Salgo sul treno. Trovo posto. Tiro fuori il mio libro. Mi metto a leggere.
«Mi scusi», dice una voce maschile vagamente irritata.
Alzo gli occhi. Uno coi baffi e una polo rosa, in piedi tra due sedili sull’altro lato del corridoio, mi sta guardando.
«Mi dica», dico.
«Che cosa sta facendo?», dice il tipo.
Mi guardo intorno, per controllare di non stare facendo qualcosa di male. Non mi pare.
«Niente», dico. «Leggo».
«E che cosa legge?», dice il tipo.
«Un libro», dico.
«E che razza di libro?», dice il tipo.
«La forma e l’intellegibile, di Robert Klein», dico. Mostro la copertina.
«Fermo là!», dice il tipo. «Ci sono dei bambini».
In effetti, la carrozza è piena di bambini. Uno, avrà due anni scarsi, con una camicina celeste e una braghetta rossa, non fa che correre avanti e indietro per il corridoio. Tap tap tap tap.
«E qual è il problema?», dico.
Il tipo mi si avvicina.
«Lei non si rende conto», dice.
«No», dico, «cioè sì: non mi rendo conto. Non capisco perché lei ce l’abbia con me. Non capisco che problemi ci siano con i bambini».
Il tipo mi è accanto. Pende su di me.
«Lei», dice, «legge», fa una smorfia, «un libro».
«E–», tento di cominciare.
«Si alzi. Venga con me», dice il tipo.
Mi alzo. Lo seguo lungo il corridoio.
«Si guardi intorno», dice il tipo.
«Ma è indiscreto…», dico.
«Chi caspio se ne frega della discrezione», dice il tipo. «Guardi».
A ogni fila, due persone a destra, due a sinistra. Adulti, bambini, qualche anziano. Tutti – tranne il bimbo in camicina celeste e braghetta rossa, che continua a trotterellare avanti e indietro – chini sui loro smartphone.
«Lo so», dico, «molti ormai consumano testi in formato digitale. Secondo un’indagine dell’Aie–».
«E chi caspio è, ’sta Aie?», dice il tipo.
«È l’associazione italiana degli editori, A I E», dico.
«Degli editori di libri?», dice il tipo.
«Sì», dico.
«Ma allora lei non ha capito», dice il tipo. «Non ha capito, o fa finta di non capire, o proprio non vuole capire».
«Senta», dico, «io effettivamente non capisco. Non capisco perché non posso leggermi il mio libro in santa pace».
Il tipo sbuffa. «Guardi che chiamo il controllore», dice.
«Ma chiami chi le pare», dico. E torno a sedermi al mio posto.

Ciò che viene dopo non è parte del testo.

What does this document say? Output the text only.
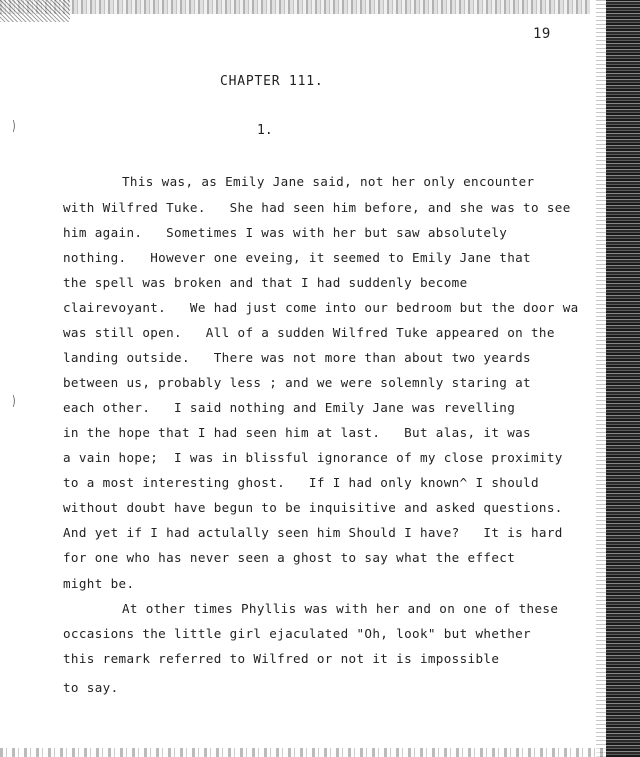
)
)
19
CHAPTER 111.
1.
This was, as Emily Jane said, not her only encounter
with Wilfred Tuke.   She had seen him before, and she was to see
him again.   Sometimes I was with her but saw absolutely
nothing.   However one eveing, it seemed to Emily Jane that
the spell was broken and that I had suddenly become
clairevoyant.   We had just come into our bedroom but the door wa
was still open.   All of a sudden Wilfred Tuke appeared on the
landing outside.   There was not more than about two yeards
between us, probably less ; and we were solemnly staring at
each other.   I said nothing and Emily Jane was revelling
in the hope that I had seen him at last.   But alas, it was
a vain hope;  I was in blissful ignorance of my close proximity
to a most interesting ghost.   If I had only known^ I should
without doubt have begun to be inquisitive and asked questions.
And yet if I had actulally seen him Should I have?   It is hard
for one who has never seen a ghost to say what the effect
might be.
At other times Phyllis was with her and on one of these
occasions the little girl ejaculated "Oh, look" but whether
this remark referred to Wilfred or not it is impossible
to say.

Il controllore arriva tre minuti dopo. Il tipo con la polo rosa gli sta alle spalle.
«È lei che sta leggendo un libro?», dice il controllore. Così, senza neanche un «buongiorno».
«Sì», dico.
«E cosa legge?», dice il controllore.
«Questo», dico. «Una raccolta di scritti sul Rinascimento e l’arte moderna. Di Robert Klein».
«È suo?», dice il controllore.
«Certo che è mio», dico. «L’ho comperato ieri. Dovrei avere ancora lo scontrino nel portafoglio».
«Quindi lo ha comperato proprio lei», dice il controllore.
«Sì», dico. «Non me l’hanno regalato. Né prestato. L’ho preso per me».
Il controllore si volta verso il tipo con la polo rosa. «È consumo personale», dice. «Non possiamo farci niente».
«Ma lo vedono tutti», dice il tipo.
«Non è vietato», dice il controllore. «Non è ancora vietato».
«A Milano non si può nemmeno accendere una sigaretta per strada», dice il tipo. «E questo qui può tranquillamente leggere un libro in treno. Un libro sul Rinascimento».
«Questa è la legge», dice il controllore. Poi si rivolge a me: «Quanto a lei», dice, «dovrebbe cercare almeno di usare un po’ di buonsenso».
«E cioè?», dico.
«Questo libro con la copertina scoperta», dice il controllore. «La vedono anche i bambini».
«E che cosa dovrei fare?», dico.
«Avvolgerlo in un foglio di carta, magari di carta a fiori», dice il controllore.
«Lo dice la legge?», dico.
«No», dice il controllore. Mi si avvicina, mi parla quasi nell’orecchio, a bassa voce: «Lei è stato fortunato. Finora se n’è accorto solo questo signore qui. Ma l’altro giorno, sul Venezia-Roma, lei sa che cos’è successo?».
«Non lo so», dico.
«Un linciaggio», dice il controllore. «Un vero linciaggio. C’era uno che leggeva, si figuri, I promessi sposi. I miei colleghi hanno cercato di proteggerlo». Fa una pausa. «Non c’è stato niente da fare».